After the surprise success of Fyfe Dangerfield’s solo offering ‘Fly Yellow Moon’ (particularly his cover of Billy Joel’s ‘She’s Always A Woman’) it would have been tempting for Guillemots to cash in on the new found fame of their front man and make a nice, safe record aimed at the sort of people who are influenced by nice, safe John Lewis ads. I say new found fame but of course this isn’t strictly true as anyone with half an eye on the indie scene will have been aware of Mr. Dangerfield and Co since their stunning Mercury nominated debut ‘Through The Windowpane’. What I mean by new found fame is, of course: your mum now knows who he is.
Walk The River is not a safe record. For one thing there are two tracks clocking in at over 8 ½ minutes! It begins with the title track, sneaking its way out our speakers with an intro built around drums and Dangerfield’s delicate vocal. Then there’s the hook: “Walk the river like a hunted animal” sings Dangerfield and there it is, he’s got us. There’s something fantastically unquantifiable about his fragile, yet powerful delivery that gives an otherwise unremarkable line a new significance.

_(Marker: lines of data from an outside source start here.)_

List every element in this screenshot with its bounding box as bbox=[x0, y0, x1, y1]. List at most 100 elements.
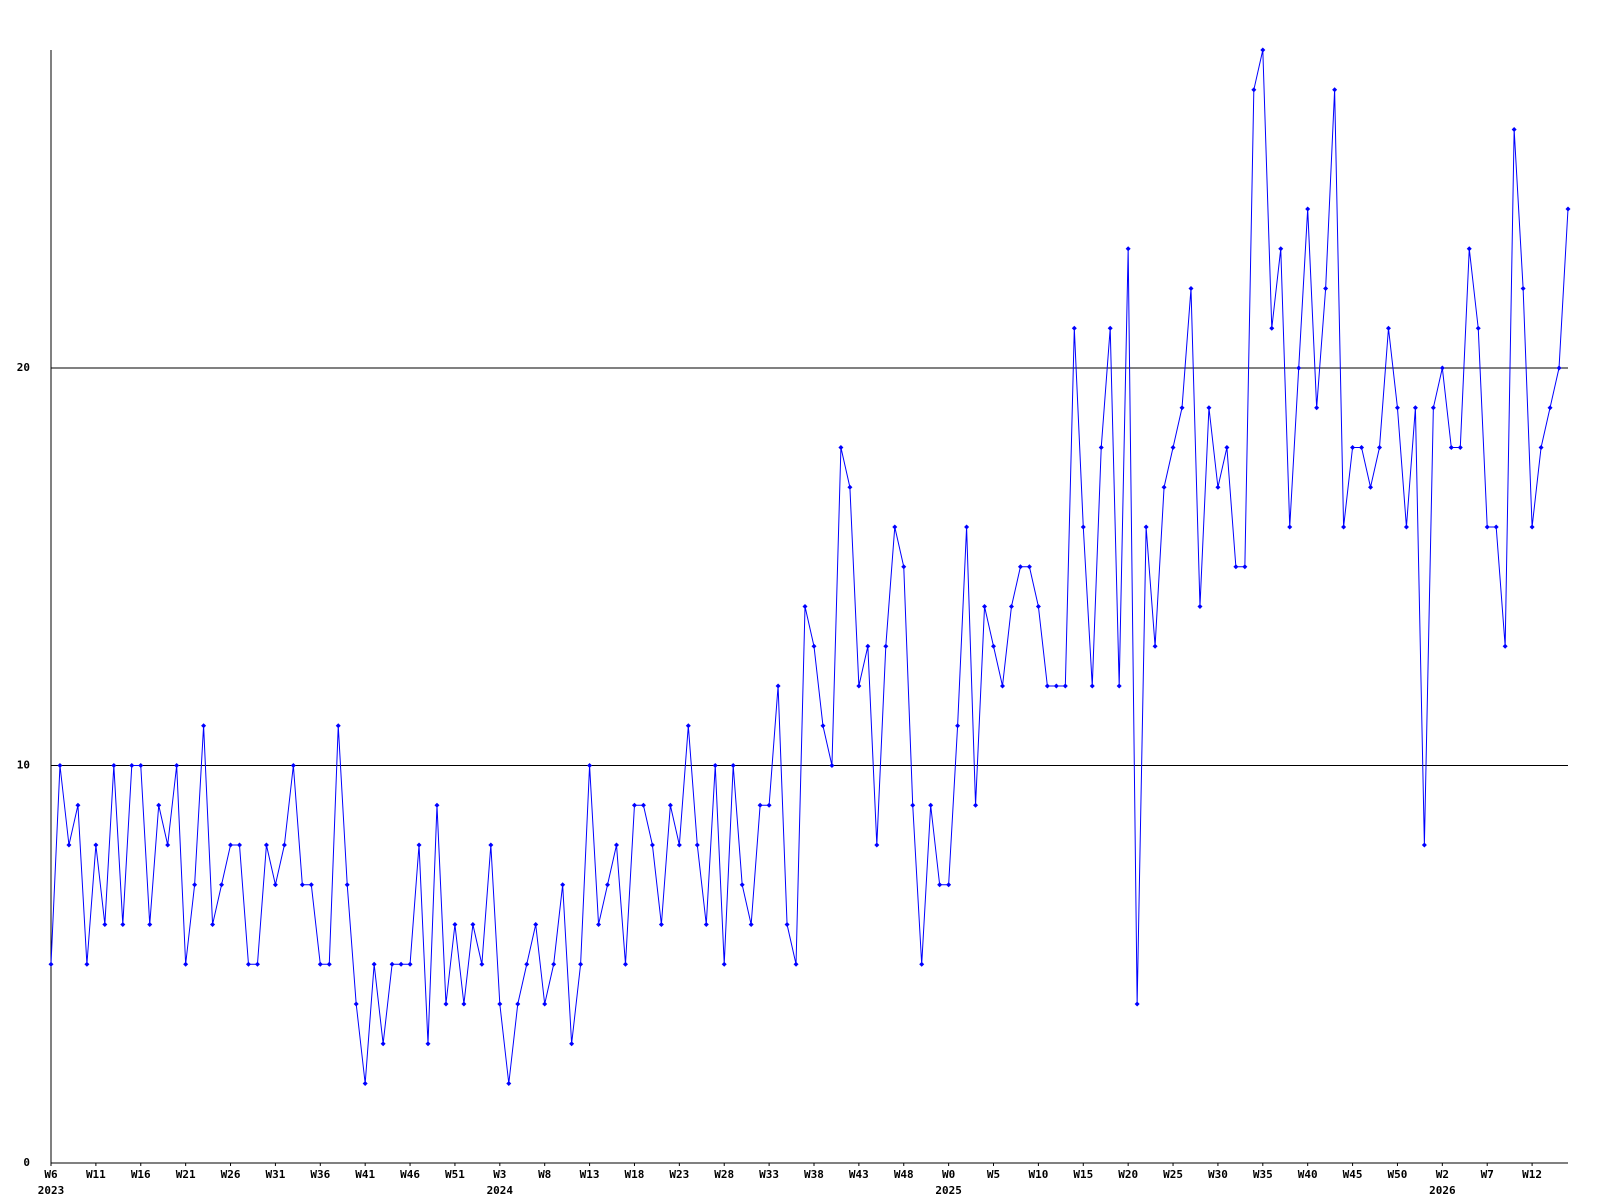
point bbox=[721, 961, 727, 967]
point bbox=[757, 802, 763, 808]
point bbox=[1044, 683, 1050, 689]
point bbox=[1287, 524, 1293, 530]
point bbox=[515, 1001, 521, 1007]
point bbox=[883, 643, 889, 649]
point bbox=[1143, 524, 1149, 530]
point bbox=[622, 961, 628, 967]
point bbox=[1350, 445, 1356, 450]
point bbox=[802, 604, 808, 609]
point bbox=[820, 723, 826, 729]
point bbox=[1188, 286, 1194, 291]
point bbox=[272, 882, 278, 888]
point bbox=[407, 961, 413, 967]
point bbox=[973, 802, 979, 808]
x-tick-label: W23 bbox=[669, 1168, 689, 1181]
x-tick-label: W3 bbox=[493, 1168, 506, 1181]
x-tick-label: W30 bbox=[1208, 1168, 1228, 1181]
point bbox=[506, 1081, 512, 1086]
point bbox=[308, 882, 314, 888]
point bbox=[811, 643, 817, 649]
point bbox=[1457, 445, 1463, 450]
y-tick-label: 20 bbox=[17, 361, 30, 374]
point bbox=[1430, 405, 1436, 411]
point bbox=[443, 1001, 449, 1007]
point bbox=[93, 842, 99, 848]
point bbox=[1251, 87, 1257, 93]
point bbox=[479, 961, 485, 967]
point bbox=[551, 961, 557, 967]
point bbox=[84, 961, 90, 967]
point bbox=[587, 763, 593, 768]
point bbox=[371, 961, 377, 967]
x-tick-label: W35 bbox=[1253, 1168, 1273, 1181]
point bbox=[955, 723, 961, 729]
point bbox=[362, 1081, 368, 1086]
point bbox=[1412, 405, 1418, 411]
point bbox=[1385, 325, 1391, 331]
point bbox=[317, 961, 323, 967]
point bbox=[335, 723, 341, 729]
point bbox=[228, 842, 234, 848]
point bbox=[685, 723, 691, 729]
x-tick-label: W33 bbox=[759, 1168, 779, 1181]
point bbox=[1260, 47, 1266, 53]
point bbox=[156, 802, 162, 808]
x-tick-label: W31 bbox=[265, 1168, 285, 1181]
point bbox=[165, 842, 171, 848]
point bbox=[605, 882, 611, 888]
point bbox=[1511, 127, 1517, 132]
point bbox=[353, 1001, 359, 1007]
point bbox=[1296, 365, 1302, 371]
point bbox=[1233, 564, 1239, 570]
point bbox=[694, 842, 700, 848]
x-tick-label: W21 bbox=[176, 1168, 196, 1181]
point bbox=[263, 842, 269, 848]
x-tick-label: W38 bbox=[804, 1168, 824, 1181]
x-tick-label: W12 bbox=[1522, 1168, 1542, 1181]
x-tick-label: W16 bbox=[131, 1168, 151, 1181]
x-tick-label: W18 bbox=[625, 1168, 645, 1181]
point bbox=[578, 961, 584, 967]
point bbox=[1376, 445, 1382, 450]
y-tick-label: 10 bbox=[17, 759, 30, 772]
point bbox=[649, 842, 655, 848]
point bbox=[533, 922, 539, 927]
point bbox=[254, 961, 260, 967]
x-tick-label: W43 bbox=[849, 1168, 869, 1181]
x-tick-label: W25 bbox=[1163, 1168, 1183, 1181]
point bbox=[1242, 564, 1248, 570]
point bbox=[326, 961, 332, 967]
point bbox=[245, 961, 251, 967]
point bbox=[712, 763, 718, 768]
x-tick-label: W45 bbox=[1343, 1168, 1363, 1181]
point bbox=[1466, 246, 1472, 252]
point bbox=[497, 1001, 503, 1007]
point bbox=[730, 763, 736, 768]
point bbox=[1179, 405, 1185, 411]
x-tick-label: W28 bbox=[714, 1168, 734, 1181]
point bbox=[488, 842, 494, 848]
point bbox=[183, 961, 189, 967]
point bbox=[766, 802, 772, 808]
x-tick-label: W48 bbox=[894, 1168, 914, 1181]
point bbox=[901, 564, 907, 570]
point bbox=[1053, 683, 1059, 689]
point bbox=[856, 683, 862, 689]
x-tick-label: W41 bbox=[355, 1168, 375, 1181]
point bbox=[1089, 683, 1095, 689]
point bbox=[658, 922, 664, 927]
point bbox=[299, 882, 305, 888]
point bbox=[829, 763, 835, 768]
point bbox=[75, 802, 81, 808]
point bbox=[1394, 405, 1400, 411]
point bbox=[631, 802, 637, 808]
point bbox=[102, 922, 108, 927]
x-year-label: 2026 bbox=[1429, 1184, 1456, 1197]
x-tick-label: W8 bbox=[538, 1168, 551, 1181]
point bbox=[461, 1001, 467, 1007]
point bbox=[1538, 445, 1544, 450]
point bbox=[120, 922, 126, 927]
point bbox=[775, 683, 781, 689]
point bbox=[937, 882, 943, 888]
x-tick-label: W0 bbox=[942, 1168, 955, 1181]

As hooky and accomplished as tracks like ‘Walk The River’ and lead single ‘The Basket’ are, they aren’t what make the album interesting. It’s the more experimental edge to Guillemots sound on tracks like ‘Sometimes I Remember Wrong’ and the positively epic ‘Yesterday Is Dead’ that bear repeated listens.
The best moments here are the odd choices, the unexpected gear changes. The chaotic element that made ‘Through The Windowpane’ great was what was sadly missing from the 2008 follow up ‘Red’. Walk The River has this quality in abundance and is certainly a return to form for Guillemots.